In deze zaak heeft de Rechtbank Den Haag op 22 augustus 2024 uitspraak gedaan in een bestuursrechtelijke procedure betreffende de maatregel van bewaring opgelegd aan eiser door de minister van Asiel en Migratie. Eiser, vertegenwoordigd door zijn gemachtigde mr. H. Palanciyan, had beroep ingesteld tegen het besluit van 28 juli 2024, waarbij de minister de maatregel van bewaring op grond van artikel 59a van de Vreemdelingenwet 2000 had opgelegd. De minister heeft deze maatregel op 14 augustus 2024 opgeheven, wat de rechtbank noopte om te beoordelen of eiser recht heeft op schadevergoeding voor de onrechtmatige vrijheidsontneming.

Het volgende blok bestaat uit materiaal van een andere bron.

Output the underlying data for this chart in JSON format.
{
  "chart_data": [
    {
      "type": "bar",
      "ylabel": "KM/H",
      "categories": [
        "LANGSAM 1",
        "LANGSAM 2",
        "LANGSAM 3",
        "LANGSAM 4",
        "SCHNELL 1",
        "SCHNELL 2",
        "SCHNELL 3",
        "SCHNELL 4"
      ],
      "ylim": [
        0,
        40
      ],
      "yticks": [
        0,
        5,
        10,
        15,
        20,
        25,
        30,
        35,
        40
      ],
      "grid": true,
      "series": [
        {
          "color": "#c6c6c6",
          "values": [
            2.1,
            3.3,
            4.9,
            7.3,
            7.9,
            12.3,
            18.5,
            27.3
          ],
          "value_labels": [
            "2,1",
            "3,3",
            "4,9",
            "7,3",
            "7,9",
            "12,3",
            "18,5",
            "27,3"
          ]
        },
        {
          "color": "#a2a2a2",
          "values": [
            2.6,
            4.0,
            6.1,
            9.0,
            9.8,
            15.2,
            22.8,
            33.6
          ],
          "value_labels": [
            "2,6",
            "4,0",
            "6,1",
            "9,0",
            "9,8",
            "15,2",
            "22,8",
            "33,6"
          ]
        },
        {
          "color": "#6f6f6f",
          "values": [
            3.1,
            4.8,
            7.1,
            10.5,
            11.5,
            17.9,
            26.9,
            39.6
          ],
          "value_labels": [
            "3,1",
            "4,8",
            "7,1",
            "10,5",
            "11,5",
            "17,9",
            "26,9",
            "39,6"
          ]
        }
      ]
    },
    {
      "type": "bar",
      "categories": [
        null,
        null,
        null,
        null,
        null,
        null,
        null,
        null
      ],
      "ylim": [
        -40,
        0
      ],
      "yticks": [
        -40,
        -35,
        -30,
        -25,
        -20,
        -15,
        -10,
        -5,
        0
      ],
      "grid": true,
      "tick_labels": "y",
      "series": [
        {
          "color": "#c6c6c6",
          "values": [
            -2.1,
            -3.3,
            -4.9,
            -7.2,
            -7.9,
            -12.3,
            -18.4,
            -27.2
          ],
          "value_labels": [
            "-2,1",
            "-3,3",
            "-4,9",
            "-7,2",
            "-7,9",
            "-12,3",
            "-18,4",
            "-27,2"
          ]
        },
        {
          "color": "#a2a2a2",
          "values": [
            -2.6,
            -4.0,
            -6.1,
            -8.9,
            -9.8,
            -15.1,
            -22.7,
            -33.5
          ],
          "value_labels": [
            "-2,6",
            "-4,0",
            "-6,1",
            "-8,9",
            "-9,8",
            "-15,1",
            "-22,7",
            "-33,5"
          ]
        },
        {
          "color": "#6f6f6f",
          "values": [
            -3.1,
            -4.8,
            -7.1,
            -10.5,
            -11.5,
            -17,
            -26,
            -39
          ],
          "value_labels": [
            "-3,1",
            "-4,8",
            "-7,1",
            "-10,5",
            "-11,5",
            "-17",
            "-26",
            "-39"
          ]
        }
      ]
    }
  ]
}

De rechtbank heeft vastgesteld dat de bewaring onrechtmatig was, omdat de minister onvoldoende had gemotiveerd waarom een lichter middel niet kon worden toegepast. Eiser verbleef al in een vrijheidsbeperkende locatie en had tot aan zijn gedwongen overdracht meegewerkt. De rechtbank concludeert dat de minister niet voldoende heeft aangetoond dat de inbewaringstelling noodzakelijk was, en dat de maatregel van bewaring een uiterst middel is dat met terughoudendheid moet worden toegepast.
Als gevolg hiervan heeft de rechtbank het beroep gegrond verklaard en eiser een schadevergoeding toegekend van € 1.730,- voor 17 dagen onrechtmatige vrijheidsontneming. Daarnaast is de minister veroordeeld tot het betalen van de proceskosten van eiser, vastgesteld op € 1.750,-. De uitspraak is openbaar gemaakt en partijen zijn geïnformeerd over de mogelijkheid om in beroep te gaan bij de Afdeling bestuursrechtspraak van de Raad van State.